Introduction to operations research techniques
This tendency forces to think more rigorously and carefully about the models we intend to use. In general models are classified in eight ways as shown in Table 1. Such a classification provides a useful frame of reference for modelers. Classification Based on Structure. These models provide a physical appearance of the real object under study, either reduced in size or scaled up. Since these models cannot be manipulated and are not very useful for prediction, problems such as portfolio selection, media selection, production scheduling, etc.
Physical models are classified into the following two categories. Iconic models retain some of the physical properties and characteristics of the system they represent. An iconic model is either in an idealized form or is a scaled version of the system. In other words, such models represent the system as it is, by scaling it up or dower i.
Examples of iconic models are blueprints of a home, introductiin, globes, photographs, drawings, air planes, trains, etc.
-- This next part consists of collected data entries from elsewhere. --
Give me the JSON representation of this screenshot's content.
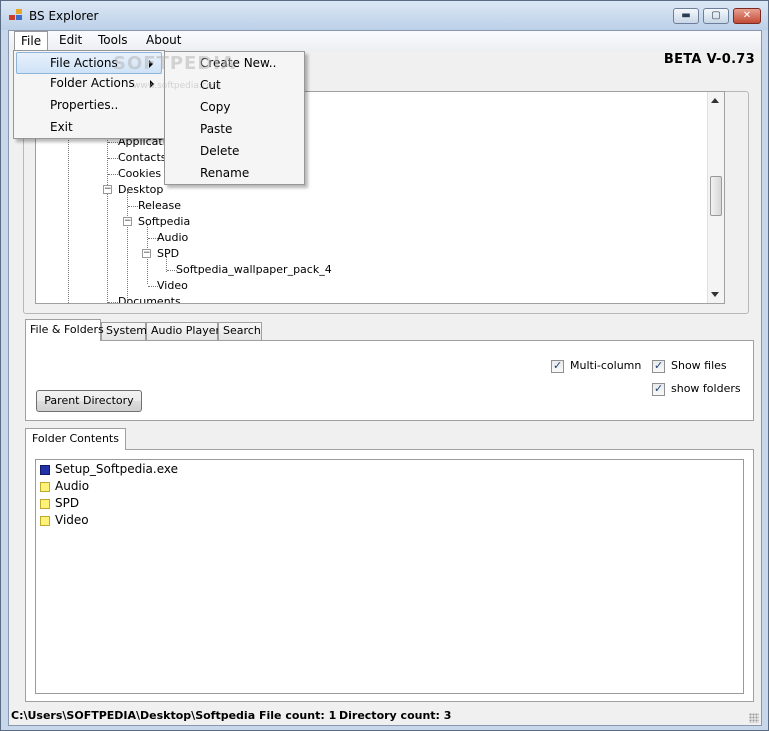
{
  "window": {
    "title": "BS Explorer"
  },
  "menubar": {
    "file": "File",
    "edit": "Edit",
    "tools": "Tools",
    "about": "About"
  },
  "version_label": "BETA  V-0.73",
  "file_menu": {
    "items": [
      "File Actions",
      "Folder Actions",
      "Properties..",
      "Exit"
    ]
  },
  "file_actions_submenu": {
    "items": [
      "Create New..",
      "Cut",
      "Copy",
      "Paste",
      "Delete",
      "Rename"
    ]
  },
  "tree": {
    "nodes": [
      "Applicatio",
      "Contacts",
      "Cookies",
      "Desktop",
      "Release",
      "Softpedia",
      "Audio",
      "SPD",
      "Softpedia_wallpaper_pack_4",
      "Video",
      "Documents"
    ]
  },
  "tabs": [
    "File & Folders",
    "System",
    "Audio Player",
    "Search"
  ],
  "options": {
    "multi_column": "Multi-column",
    "show_files": "Show files",
    "show_folders": "show folders",
    "multi_column_checked": true,
    "show_files_checked": true,
    "show_folders_checked": true
  },
  "parent_directory_button": "Parent Directory",
  "folder_contents": {
    "tab_label": "Folder Contents",
    "items": [
      {
        "name": "Setup_Softpedia.exe",
        "icon": "exe-icon"
      },
      {
        "name": "Audio",
        "icon": "folder-icon"
      },
      {
        "name": "SPD",
        "icon": "folder-icon"
      },
      {
        "name": "Video",
        "icon": "folder-icon"
      }
    ]
  },
  "status": {
    "path": "C:\\Users\\SOFTPEDIA\\Desktop\\Softpedia",
    "file_count": "File count: 1",
    "directory_count": "Directory count: 3"
  },
  "watermark": {
    "text": "SOFTPEDIA",
    "url": "www.softpedia.com"
  },
  "colors": {
    "menu_highlight": "#cfe3f7",
    "folder": "#fff27a",
    "exe": "#2233aa"
  }
}
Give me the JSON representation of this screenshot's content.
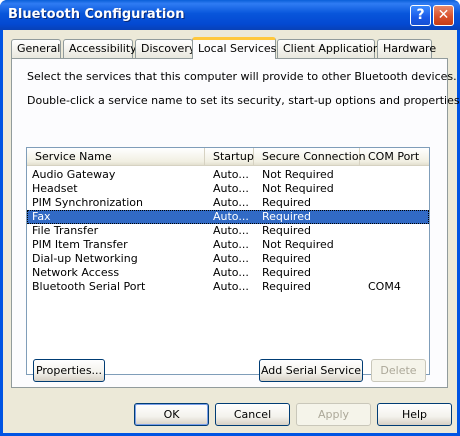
{
  "window": {
    "title": "Bluetooth Configuration",
    "help_glyph": "?",
    "close_glyph": "✕"
  },
  "tabs": [
    {
      "label": "General"
    },
    {
      "label": "Accessibility"
    },
    {
      "label": "Discovery"
    },
    {
      "label": "Local Services"
    },
    {
      "label": "Client Applications"
    },
    {
      "label": "Hardware"
    }
  ],
  "active_tab": "Local Services",
  "panel": {
    "description_1": "Select the services that this computer will provide to other Bluetooth devices.",
    "description_2": "Double-click a service name to set its security, start-up options and properties."
  },
  "list": {
    "columns": [
      "Service Name",
      "Startup",
      "Secure Connection",
      "COM Port"
    ],
    "rows": [
      {
        "name": "Audio Gateway",
        "startup": "Auto...",
        "secure": "Not Required",
        "com": ""
      },
      {
        "name": "Headset",
        "startup": "Auto...",
        "secure": "Not Required",
        "com": ""
      },
      {
        "name": "PIM Synchronization",
        "startup": "Auto...",
        "secure": "Required",
        "com": ""
      },
      {
        "name": "Fax",
        "startup": "Auto...",
        "secure": "Required",
        "com": ""
      },
      {
        "name": "File Transfer",
        "startup": "Auto...",
        "secure": "Required",
        "com": ""
      },
      {
        "name": "PIM Item Transfer",
        "startup": "Auto...",
        "secure": "Not Required",
        "com": ""
      },
      {
        "name": "Dial-up Networking",
        "startup": "Auto...",
        "secure": "Required",
        "com": ""
      },
      {
        "name": "Network Access",
        "startup": "Auto...",
        "secure": "Required",
        "com": ""
      },
      {
        "name": "Bluetooth Serial Port",
        "startup": "Auto...",
        "secure": "Required",
        "com": "COM4"
      }
    ],
    "selected_row": "Fax"
  },
  "panel_buttons": {
    "properties": "Properties...",
    "add_serial": "Add Serial Service",
    "delete": "Delete"
  },
  "dialog_buttons": {
    "ok": "OK",
    "cancel": "Cancel",
    "apply": "Apply",
    "help": "Help"
  },
  "colors": {
    "selection": "#316ac5",
    "titlebar": "#0054e3",
    "face": "#ece9d8"
  }
}
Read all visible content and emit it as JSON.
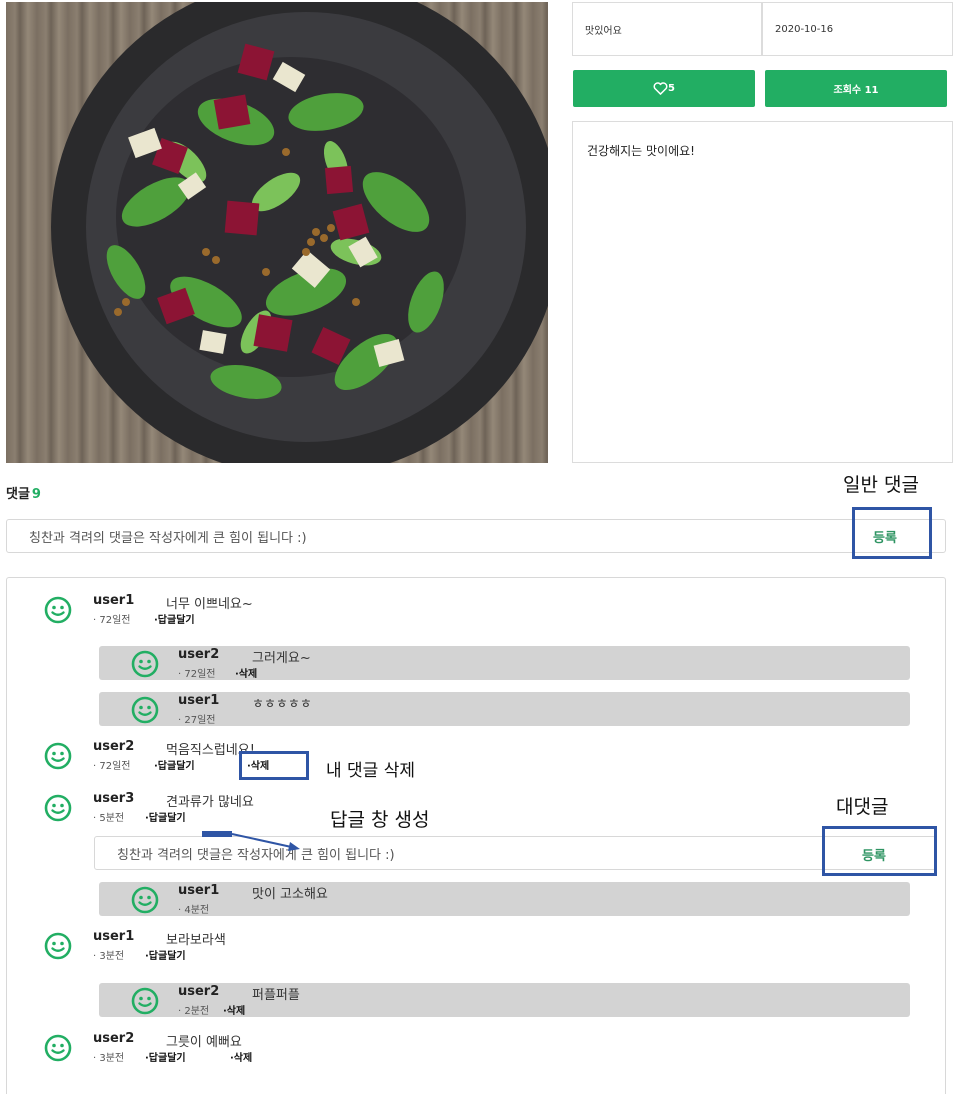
{
  "post": {
    "image_alt": "beet and pear salad on a dark plate",
    "taste": "맛있어요",
    "date": "2020-10-16",
    "likes": "5",
    "views_label": "조회수 11",
    "content": "건강해지는 맛이에요!"
  },
  "comments_section": {
    "title": "댓글",
    "count": "9",
    "input_placeholder": "칭찬과 격려의 댓글은 작성자에게 큰 힘이 됩니다 :)",
    "submit_label": "등록"
  },
  "comments": [
    {
      "author": "user1",
      "text": "너무 이쁘네요~",
      "time": "· 72일전",
      "action1": "·답글달기",
      "action2": ""
    },
    {
      "author": "user2",
      "text": "먹음직스럽네요!",
      "time": "· 72일전",
      "action1": "·답글달기",
      "action2": "·삭제"
    },
    {
      "author": "user3",
      "text": "견과류가 많네요",
      "time": "· 5분전",
      "action1": "·답글달기",
      "action2": ""
    },
    {
      "author": "user1",
      "text": "보라보라색",
      "time": "· 3분전",
      "action1": "·답글달기",
      "action2": ""
    },
    {
      "author": "user2",
      "text": "그릇이 예뻐요",
      "time": "· 3분전",
      "action1": "·답글달기",
      "action2": "·삭제"
    }
  ],
  "replies": [
    {
      "author": "user2",
      "text": "그러게요~",
      "time": "· 72일전",
      "action": "·삭제"
    },
    {
      "author": "user1",
      "text": "ㅎㅎㅎㅎㅎ",
      "time": "· 27일전",
      "action": ""
    },
    {
      "author": "user1",
      "text": "맛이 고소해요",
      "time": "· 4분전",
      "action": ""
    },
    {
      "author": "user2",
      "text": "퍼플퍼플",
      "time": "· 2분전",
      "action": "·삭제"
    }
  ],
  "reply_form": {
    "placeholder": "칭찬과 격려의 댓글은 작성자에게 큰 힘이 됩니다 :)",
    "submit_label": "등록"
  },
  "annotations": {
    "general_comment": "일반 댓글",
    "delete_my_comment": "내 댓글 삭제",
    "reply_window": "답글 창 생성",
    "nested_comment": "대댓글"
  },
  "colors": {
    "accent_green": "#22ae63",
    "annotation_blue": "#2f55a5",
    "reply_bg": "#d3d3d3"
  },
  "icons": {
    "heart": "heart-outline-icon",
    "avatar": "smiley-icon"
  }
}
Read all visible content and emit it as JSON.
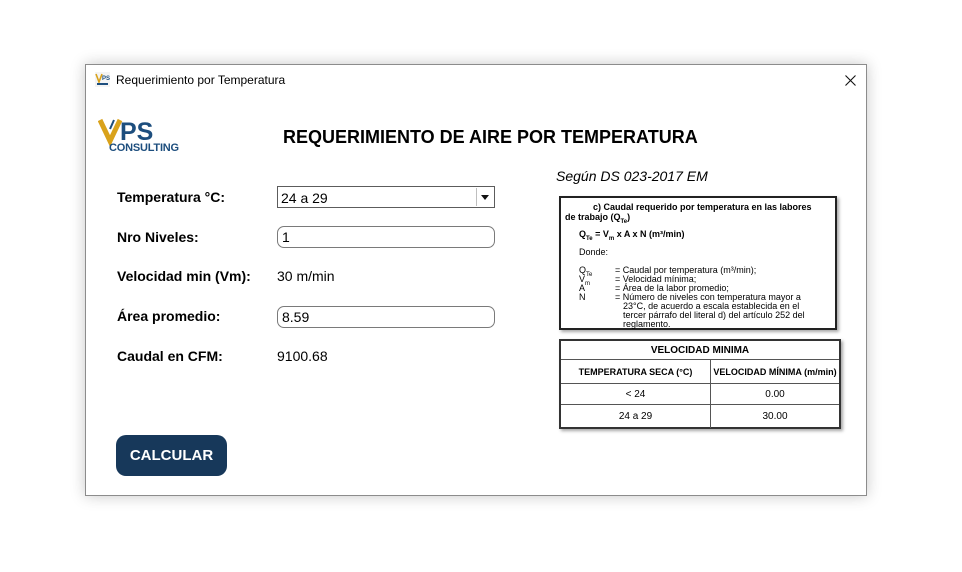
{
  "window": {
    "title": "Requerimiento por Temperatura"
  },
  "brand": {
    "logo_text": "CONSULTING",
    "logo_mark": "VPS"
  },
  "heading": "REQUERIMIENTO DE AIRE POR TEMPERATURA",
  "form": {
    "temperatura_label": "Temperatura °C:",
    "temperatura_value": "24 a 29",
    "niveles_label": "Nro Niveles:",
    "niveles_value": "1",
    "velocidad_label": "Velocidad min (Vm):",
    "velocidad_value": "30 m/min",
    "area_label": "Área promedio:",
    "area_value": "8.59",
    "caudal_label": "Caudal en CFM:",
    "caudal_value": "9100.68",
    "calcular_label": "CALCULAR"
  },
  "reference": {
    "segun": "Según DS 023-2017 EM",
    "box_title_1": "c) Caudal requerido por temperatura en las labores",
    "box_title_2": "de trabajo (Q",
    "box_title_sub": "Te",
    "box_title_end": ")",
    "formula": "Q",
    "formula_sub": "Te",
    "formula_rest": " = V",
    "formula_sub2": "m",
    "formula_end": " x A x N (m³/min)",
    "donde": "Donde:",
    "defs": [
      {
        "sym": "Q",
        "sub": "Te",
        "text": "= Caudal por temperatura (m³/min);"
      },
      {
        "sym": "V",
        "sub": "m",
        "text": "= Velocidad mínima;"
      },
      {
        "sym": "A",
        "sub": "",
        "text": "= Área de la labor promedio;"
      },
      {
        "sym": "N",
        "sub": "",
        "text": "= Número de niveles con temperatura mayor a"
      }
    ],
    "defs_cont": [
      "23°C, de acuerdo a escala establecida en el",
      "tercer párrafo del literal d) del artículo 252 del",
      "reglamento."
    ],
    "table": {
      "title": "VELOCIDAD MINIMA",
      "col1": "TEMPERATURA SECA (°C)",
      "col2": "VELOCIDAD MÍNIMA (m/min)",
      "rows": [
        {
          "t": "< 24",
          "v": "0.00"
        },
        {
          "t": "24 a 29",
          "v": "30.00"
        }
      ]
    }
  }
}
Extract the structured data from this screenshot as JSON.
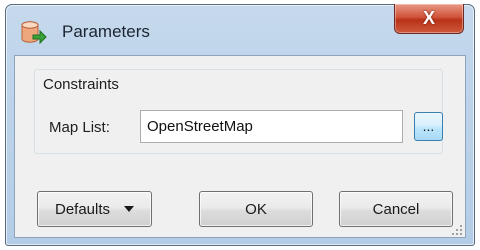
{
  "window": {
    "title": "Parameters",
    "close_glyph": "X",
    "icon": "database-arrow-icon"
  },
  "constraints": {
    "group_title": "Constraints",
    "map_list_label": "Map List:",
    "map_list_value": "OpenStreetMap",
    "browse_label": "..."
  },
  "buttons": {
    "defaults_label": "Defaults",
    "ok_label": "OK",
    "cancel_label": "Cancel"
  },
  "colors": {
    "title_bar": "#bcd3ea",
    "close_button": "#c7462b",
    "client_bg": "#f0f0f0",
    "browse_button": "#bee6fd"
  }
}
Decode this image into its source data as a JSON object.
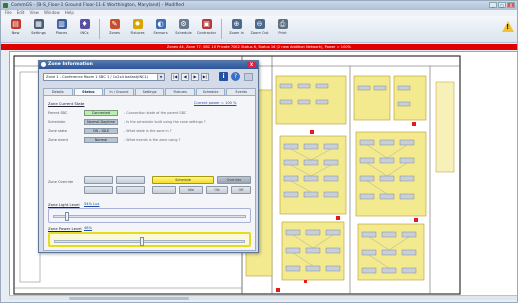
{
  "window": {
    "title": "CommGS - [B-S_Floor-1 Ground Floor-11-E Worthington, Maryland] - Modified",
    "menu": [
      "File",
      "Edit",
      "View",
      "Window",
      "Help"
    ],
    "minimize": "_",
    "maximize": "□",
    "close": "X"
  },
  "toolbar": {
    "buttons": [
      {
        "label": "New",
        "icon": "new-icon",
        "glyph": "▤",
        "color": "#c0392b"
      },
      {
        "label": "Settings",
        "icon": "settings-icon",
        "glyph": "▦",
        "color": "#4a5d7a"
      },
      {
        "label": "Places",
        "icon": "places-icon",
        "glyph": "▥",
        "color": "#3a5f9e"
      },
      {
        "label": "INCs",
        "icon": "incs-icon",
        "glyph": "♦",
        "color": "#5a4ea0"
      },
      {
        "label": "Zones",
        "icon": "zones-icon",
        "glyph": "✎",
        "color": "#c84f2d"
      },
      {
        "label": "Fixtures",
        "icon": "fixtures-icon",
        "glyph": "✹",
        "color": "#d9a400"
      },
      {
        "label": "Sensors",
        "icon": "sensors-icon",
        "glyph": "◐",
        "color": "#3f6fb5"
      },
      {
        "label": "Schedule",
        "icon": "schedule-icon",
        "glyph": "⚙",
        "color": "#6b7a8f"
      },
      {
        "label": "Contractor",
        "icon": "contractor-icon",
        "glyph": "▣",
        "color": "#b03a3a"
      },
      {
        "label": "Zoom In",
        "icon": "zoom-in-icon",
        "glyph": "⊕",
        "color": "#4c6a8c"
      },
      {
        "label": "Zoom Out",
        "icon": "zoom-out-icon",
        "glyph": "⊖",
        "color": "#4c6a8c"
      },
      {
        "label": "Print",
        "icon": "print-icon",
        "glyph": "⎙",
        "color": "#5e6f82"
      }
    ],
    "warning_glyph": "!"
  },
  "alert_bar": "Zones 44, Zone 77, SBC 10 Private 70E2 Status 6, Status 16 (2 new Addition Network), Power = 100%",
  "dialog": {
    "title": "Zone Information",
    "close": "X",
    "zone_select": "Zone 1 - Conference Room 1 SBC 1 / 1x2x4 ballast(INC1)",
    "zone_select_arrow": "▼",
    "nav": {
      "first": "|◀",
      "prev": "◀",
      "next": "▶",
      "last": "▶|"
    },
    "info_glyph": "i",
    "help_glyph": "?",
    "tabs": [
      "Details",
      "Status",
      "In / Ground",
      "Settings",
      "Fixtures",
      "Schedule",
      "Events"
    ],
    "active_tab": 1,
    "zone_state_title": "Zone Current State",
    "current_power_link": "Current power = 100 %",
    "fields": [
      {
        "label": "Parent SBC",
        "value": "Connected",
        "style": "green",
        "question": "- Connection state of the parent SBC"
      },
      {
        "label": "Scheduler",
        "value": "Normal Daytime",
        "style": "gray",
        "question": "- Is the scheduler built using the zone settings ?"
      },
      {
        "label": "Zone state",
        "value": "ON - IDLE",
        "style": "gray",
        "question": "- What state is the zone in ?"
      },
      {
        "label": "Zone event",
        "value": "Normal",
        "style": "gray",
        "question": "- What events is the zone using ?"
      }
    ],
    "side_label": "Zone Override",
    "buttons_left": [
      "",
      "",
      "",
      ""
    ],
    "buttons_right": [
      "Schedule",
      "Override",
      "",
      "Idle",
      "ON",
      "Off"
    ],
    "light_level_label": "Zone Light Level",
    "light_level_value": "54% Lux",
    "light_level_fraction": 0.06,
    "power_level_label": "Zone Power Level",
    "power_level_value": "48%",
    "power_level_fraction": 0.44
  }
}
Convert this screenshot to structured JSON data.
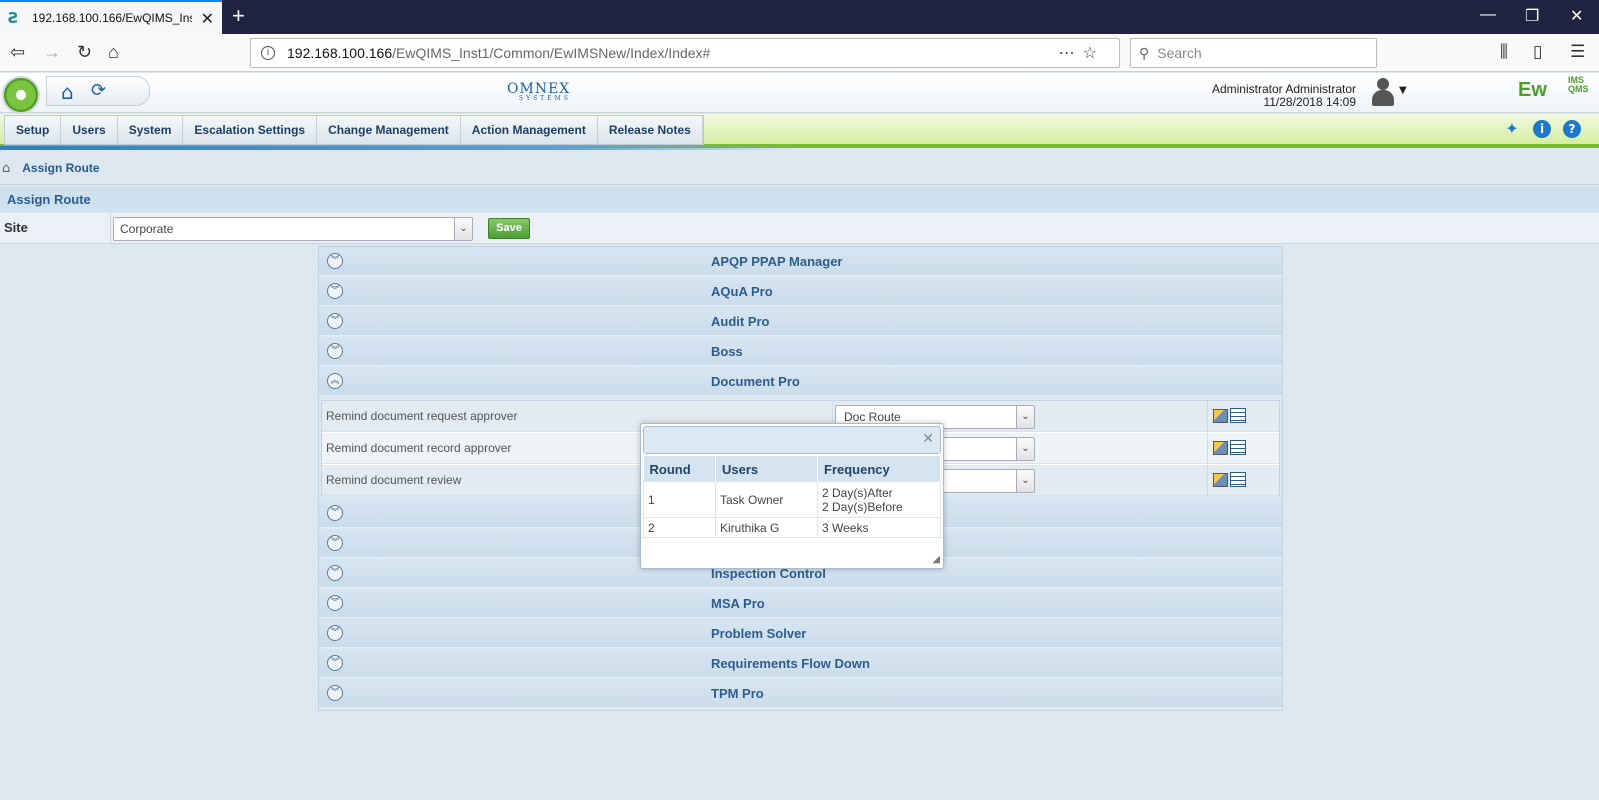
{
  "browser": {
    "tab_title": "192.168.100.166/EwQIMS_Inst1/",
    "url_host": "192.168.100.166",
    "url_path": "/EwQIMS_Inst1/Common/EwIMSNew/Index/Index#",
    "search_placeholder": "Search"
  },
  "header": {
    "company_logo": "OMNEX",
    "company_logo_sub": "SYSTEMS",
    "user_name": "Administrator Administrator",
    "datetime": "11/28/2018 14:09",
    "product_logo": "Ew",
    "product_logo_sup": "IMS QMS"
  },
  "menu": {
    "items": [
      "Setup",
      "Users",
      "System",
      "Escalation Settings",
      "Change Management",
      "Action Management",
      "Release Notes"
    ]
  },
  "breadcrumb": {
    "current": "Assign Route"
  },
  "page": {
    "title": "Assign Route",
    "site_label": "Site",
    "site_value": "Corporate",
    "save_label": "Save"
  },
  "accordion": {
    "sections_top": [
      "APQP PPAP Manager",
      "AQuA Pro",
      "Audit Pro",
      "Boss",
      "Document Pro"
    ],
    "sections_hidden": [
      "",
      ""
    ],
    "sections_bottom": [
      "Inspection Control",
      "MSA Pro",
      "Problem Solver",
      "Requirements Flow Down",
      "TPM Pro"
    ],
    "document_pro_rows": [
      {
        "label": "Remind document request approver",
        "route": "Doc Route"
      },
      {
        "label": "Remind document record approver",
        "route": ""
      },
      {
        "label": "Remind document review",
        "route": ""
      }
    ]
  },
  "popup": {
    "columns": [
      "Round",
      "Users",
      "Frequency"
    ],
    "rows": [
      {
        "round": "1",
        "users": "Task Owner",
        "frequency_1": "2 Day(s)After",
        "frequency_2": "2 Day(s)Before"
      },
      {
        "round": "2",
        "users": "Kiruthika G",
        "frequency_1": "3 Weeks",
        "frequency_2": ""
      }
    ]
  }
}
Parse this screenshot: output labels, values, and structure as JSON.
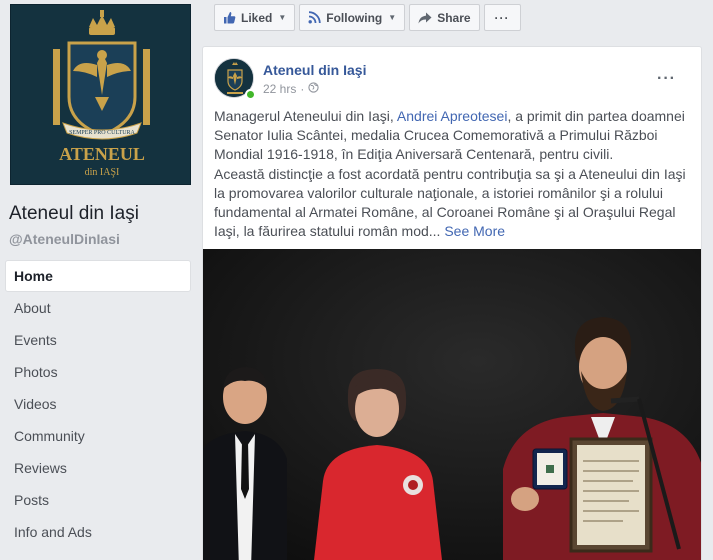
{
  "page": {
    "logo": {
      "name_line1": "ATENEUL",
      "name_line2": "din IAŞI",
      "motto": "SEMPER PRO CULTURA"
    },
    "name": "Ateneul din Iaşi",
    "handle": "@AteneulDinIasi"
  },
  "nav": {
    "items": [
      {
        "label": "Home",
        "active": true
      },
      {
        "label": "About"
      },
      {
        "label": "Events"
      },
      {
        "label": "Photos"
      },
      {
        "label": "Videos"
      },
      {
        "label": "Community"
      },
      {
        "label": "Reviews"
      },
      {
        "label": "Posts"
      },
      {
        "label": "Info and Ads"
      }
    ]
  },
  "actions": {
    "liked": "Liked",
    "following": "Following",
    "share": "Share",
    "more": "···"
  },
  "post": {
    "author": "Ateneul din Iaşi",
    "time": "22 hrs",
    "privacy_icon": "globe-icon",
    "text_1": "Managerul Ateneului din Iaşi, ",
    "mention": "Andrei Apreotesei",
    "text_2": ", a primit din partea doamnei Senator Iulia Scântei, medalia Crucea Comemorativă a Primului Război Mondial 1916-1918, în Ediţia Aniversară Centenară, pentru civili.",
    "text_3": "Această distincţie a fost acordată pentru contribuţia sa şi a Ateneului din Iaşi la promovarea valorilor culturale naţionale, a istoriei românilor şi a rolului fundamental al Armatei Române, al Coroanei Române şi al Oraşului Regal Iaşi, la făurirea statului român mod...",
    "see_more": "See More",
    "menu": "···"
  },
  "colors": {
    "link": "#365899",
    "background": "#e9ebee",
    "online": "#42b72a",
    "logo_bg": "#14323f",
    "gold": "#c9a24a"
  }
}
An iconic model is used to describe the characteristics of the system rather than explaining the system. This means that such models are used to represent a static event and characteristics that are not used in determining or predicting effects that take place due to certain changes in the actual system.
For example, the color of an atom does not play any vital role in the scientific daellenbachh of its structure.
Similarly, the type of engine in a car has no role to play in the study of the problem of parking. These models represent a system by the set of properties of the original system but does not resemble physically.
For example, the oil dipstick in a ear represents the amount of oil in the oil tank; the organizational chart represents the structure, authority, responsibilities and relationship, with boxes and arrows; and maps in different colors represent water, desert and other geographical features.
Graphs ultimo series, stock-market changes, frequency curves, etc. These models are less specific and concrete but are easier to manipulate and are more general than iconic models. These models use symbols letters, numbers and functions to represent variables arid their relationships for describing the properties of the system. These models are also used to represent relationships that cart be represented in a physical form.
Symbolic models can be classified into the following two categories.